Monday during the time normally spent in the Owls meeting, I schmoozed
with Phil Long and told him about our plans for recrafting Athena
Solaris.  He asked me to make a presentation to the Faculty Liaisons on
it.

Enclosed is my own sort of "white paper" on what it's about.

Could y'all review it and tell me if I got my facts right, and make any
further suggestions for giving a sensible presentation.

-wdc

Changes coming with Athena Solaris 9.3

Customers have expressed reluctance to use Athena Solaris because it
was too different from what they were used to.

The upcoming Athena 9.3 release for Solaris will make two changes that
these potential customers may find significant:

Athena moves to the local disk.
Athena uses Sun pkgadd for everything, not just the OS.

Issues in all-local Athena:

Customers familiar with Solaris system administration expressed
confusion over the Athena practice of dividing the installed software
between files kept on the local disk, and files kept in a /srvd
hierarchy in AFS.  Linux Athena has always put everything on the local
disk.  Solaris Athena presented a conversion challenge: some old
systems were partitioned such that an all-local install would fail.

We have inventoried the affected systems (under 77 at this
point).  They're all past the age where we said they'd be supported,
but we're taking the attitude of being helpful to either renew the
hardware, find a graceful time to re-install (and get the new
partitioning), or explicitly to get sign-off to keep the system
at 9.2.

Issues in installer tools:

The original Athena install used platform independent, locally
developed tools to clone an Athena system from a master image.
Customers found that image model too confining.  Later Athena installs
would use the vendor supplied tools for operating system install, but
would use locally developed tools for the Athena value-added services.

Linux Athena used native Linux RPM for everything.

Solaris used Sun pkgadd and patchadd for the OS, but would use a tool
called 'track' to put in the Athena bits.
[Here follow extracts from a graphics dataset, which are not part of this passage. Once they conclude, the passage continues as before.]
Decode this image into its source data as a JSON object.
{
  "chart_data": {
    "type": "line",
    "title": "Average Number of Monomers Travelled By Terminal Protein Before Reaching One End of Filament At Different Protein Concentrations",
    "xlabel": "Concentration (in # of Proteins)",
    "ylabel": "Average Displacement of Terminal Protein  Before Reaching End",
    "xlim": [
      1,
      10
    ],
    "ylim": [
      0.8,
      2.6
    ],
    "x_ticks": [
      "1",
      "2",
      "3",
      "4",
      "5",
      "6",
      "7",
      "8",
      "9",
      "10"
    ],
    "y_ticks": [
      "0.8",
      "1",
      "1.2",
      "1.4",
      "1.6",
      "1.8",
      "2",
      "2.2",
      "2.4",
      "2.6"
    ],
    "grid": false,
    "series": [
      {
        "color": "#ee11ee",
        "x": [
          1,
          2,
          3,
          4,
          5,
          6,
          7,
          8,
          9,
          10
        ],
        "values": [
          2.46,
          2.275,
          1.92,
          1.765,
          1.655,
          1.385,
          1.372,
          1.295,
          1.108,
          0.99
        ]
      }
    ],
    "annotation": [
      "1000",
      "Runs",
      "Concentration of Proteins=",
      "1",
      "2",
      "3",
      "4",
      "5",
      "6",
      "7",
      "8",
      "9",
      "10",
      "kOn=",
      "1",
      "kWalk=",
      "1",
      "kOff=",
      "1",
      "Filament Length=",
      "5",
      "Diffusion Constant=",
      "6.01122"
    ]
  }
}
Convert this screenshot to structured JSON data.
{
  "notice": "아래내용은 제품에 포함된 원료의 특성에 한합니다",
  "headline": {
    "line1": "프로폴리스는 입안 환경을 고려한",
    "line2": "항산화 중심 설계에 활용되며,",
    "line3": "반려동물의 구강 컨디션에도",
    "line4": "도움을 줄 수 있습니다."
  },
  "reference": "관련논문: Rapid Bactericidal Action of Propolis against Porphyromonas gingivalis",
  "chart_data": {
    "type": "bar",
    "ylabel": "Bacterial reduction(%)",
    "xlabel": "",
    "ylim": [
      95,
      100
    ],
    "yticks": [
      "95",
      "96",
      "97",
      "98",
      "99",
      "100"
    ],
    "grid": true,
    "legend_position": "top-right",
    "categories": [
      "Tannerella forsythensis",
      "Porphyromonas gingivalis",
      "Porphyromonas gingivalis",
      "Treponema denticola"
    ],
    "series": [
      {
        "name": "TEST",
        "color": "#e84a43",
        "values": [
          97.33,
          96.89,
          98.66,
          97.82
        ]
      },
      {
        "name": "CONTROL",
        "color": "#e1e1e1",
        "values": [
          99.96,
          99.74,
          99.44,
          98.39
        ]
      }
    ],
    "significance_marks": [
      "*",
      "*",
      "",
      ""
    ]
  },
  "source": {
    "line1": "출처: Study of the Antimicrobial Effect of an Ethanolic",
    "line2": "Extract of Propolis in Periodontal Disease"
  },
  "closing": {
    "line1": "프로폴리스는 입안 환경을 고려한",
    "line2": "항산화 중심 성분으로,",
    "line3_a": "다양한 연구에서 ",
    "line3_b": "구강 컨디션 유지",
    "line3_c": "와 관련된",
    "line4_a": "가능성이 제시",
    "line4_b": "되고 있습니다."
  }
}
Starting with Solaris Athena 9.3 the additional utilities,
applications,  services and configurations will be installed with RPM
on Linux, and pkgadd on Solaris.

Value:

These two changes will create a Solaris installation that will be much
more familiar to customers with Solaris system administration
experience.  There will be no unusual file organization or unusual
software installation tool to learn.  It will be a very usual Solaris
install with some third party packages added in.

Future:

When these two changes are complete, the mkserv tool will end up
having to do much less work.  The future plan is to replace mkserv
with something that will do the minimum required to add those services
as value-added packages.

Additional packages of services heretofore considered too complex for
mkserv will be able to be crafted as Linux RPM's and Solaris pkgadd
packages.   For example, an MIT-tailored apache web server package.